N^N^C platinum (II) complexes based on phenyl-pyridin-2-ylpyrimidine ligands: synthesis, electrochemical and photophysical properties

Abstract

A series of luminescent chloro- and alkynyl-platinum (II) complexes containing various tridentate cyclometalated ligands derived from phenyl-pyridin-2-ylpyrimidine and alkynyl ligands has been successfully synthesized and characterized. Their electrochemical, electronic absorption and luminescence properties have been experimentally investigated and supported by (Time-Dependent) Density Functional Theory ((TD)-DFT) calculations.

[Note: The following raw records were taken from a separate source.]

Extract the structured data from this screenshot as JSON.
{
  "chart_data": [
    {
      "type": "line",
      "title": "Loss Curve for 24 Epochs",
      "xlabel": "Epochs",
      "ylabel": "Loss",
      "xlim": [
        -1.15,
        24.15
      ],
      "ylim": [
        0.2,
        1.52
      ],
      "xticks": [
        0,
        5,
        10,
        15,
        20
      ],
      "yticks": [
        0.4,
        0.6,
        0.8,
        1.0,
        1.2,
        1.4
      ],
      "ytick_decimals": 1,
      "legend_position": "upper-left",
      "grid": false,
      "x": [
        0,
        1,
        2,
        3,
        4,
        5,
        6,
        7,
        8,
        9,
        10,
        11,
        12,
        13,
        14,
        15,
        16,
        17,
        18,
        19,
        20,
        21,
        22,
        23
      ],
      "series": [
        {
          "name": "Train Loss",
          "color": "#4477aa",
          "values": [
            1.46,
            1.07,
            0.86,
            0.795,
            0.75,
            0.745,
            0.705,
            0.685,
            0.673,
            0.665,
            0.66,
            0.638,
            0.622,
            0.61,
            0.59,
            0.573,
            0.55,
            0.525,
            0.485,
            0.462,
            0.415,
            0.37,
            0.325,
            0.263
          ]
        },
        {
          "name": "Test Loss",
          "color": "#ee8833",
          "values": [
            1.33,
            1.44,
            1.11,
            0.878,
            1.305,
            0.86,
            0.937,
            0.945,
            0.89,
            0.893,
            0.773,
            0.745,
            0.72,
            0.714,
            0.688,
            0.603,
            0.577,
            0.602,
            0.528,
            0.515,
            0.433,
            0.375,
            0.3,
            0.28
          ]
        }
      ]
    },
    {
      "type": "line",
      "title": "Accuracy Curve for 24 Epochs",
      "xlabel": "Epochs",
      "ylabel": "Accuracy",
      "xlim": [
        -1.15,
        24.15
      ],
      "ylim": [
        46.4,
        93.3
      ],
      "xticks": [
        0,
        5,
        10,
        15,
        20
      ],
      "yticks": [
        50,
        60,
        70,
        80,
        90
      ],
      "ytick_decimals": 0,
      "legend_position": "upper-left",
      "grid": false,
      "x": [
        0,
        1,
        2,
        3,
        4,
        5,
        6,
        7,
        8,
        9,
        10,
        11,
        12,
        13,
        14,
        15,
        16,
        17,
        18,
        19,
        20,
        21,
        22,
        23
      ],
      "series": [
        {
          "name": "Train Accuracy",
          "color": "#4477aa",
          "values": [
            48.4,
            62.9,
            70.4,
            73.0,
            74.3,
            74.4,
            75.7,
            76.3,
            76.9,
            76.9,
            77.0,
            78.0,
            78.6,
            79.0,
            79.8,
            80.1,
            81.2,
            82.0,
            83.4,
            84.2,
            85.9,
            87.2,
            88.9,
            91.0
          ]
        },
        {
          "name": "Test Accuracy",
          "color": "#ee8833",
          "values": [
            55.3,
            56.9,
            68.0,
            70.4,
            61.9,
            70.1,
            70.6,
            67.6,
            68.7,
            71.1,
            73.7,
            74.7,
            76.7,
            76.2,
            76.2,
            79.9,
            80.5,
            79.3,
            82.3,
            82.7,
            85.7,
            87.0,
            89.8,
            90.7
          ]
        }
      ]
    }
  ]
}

Electrochemical studies show the presence of a ligand-centered reduction originating from the cyclometalating N^N^C ligands, as well as a major ligand-centered oxidation process (N^N^C or alkynyl) with minor contributions of the metal. Most of the complexes exhibits yellow-to-red luminescence at room-temperature in diluted solutions, in frozen matrices and in the solid state. Electron-withdrawing groups on the alkynyl-ligand induce a red shift of the emission band with increased quantum yield in solution. The emission is also sensitive to the position of the pyridyl fragment on the pyrimidine core: complexes with electron-poorer 4-pyridin-2-ylpyrimidine ligands exhibit red-shifted emission and decreased quantum yield compared to their 2-pyridin-4yl analogues. In solid state, chloro-platinum complexes without tBu bulky group exhibit red-shifted excimer emission.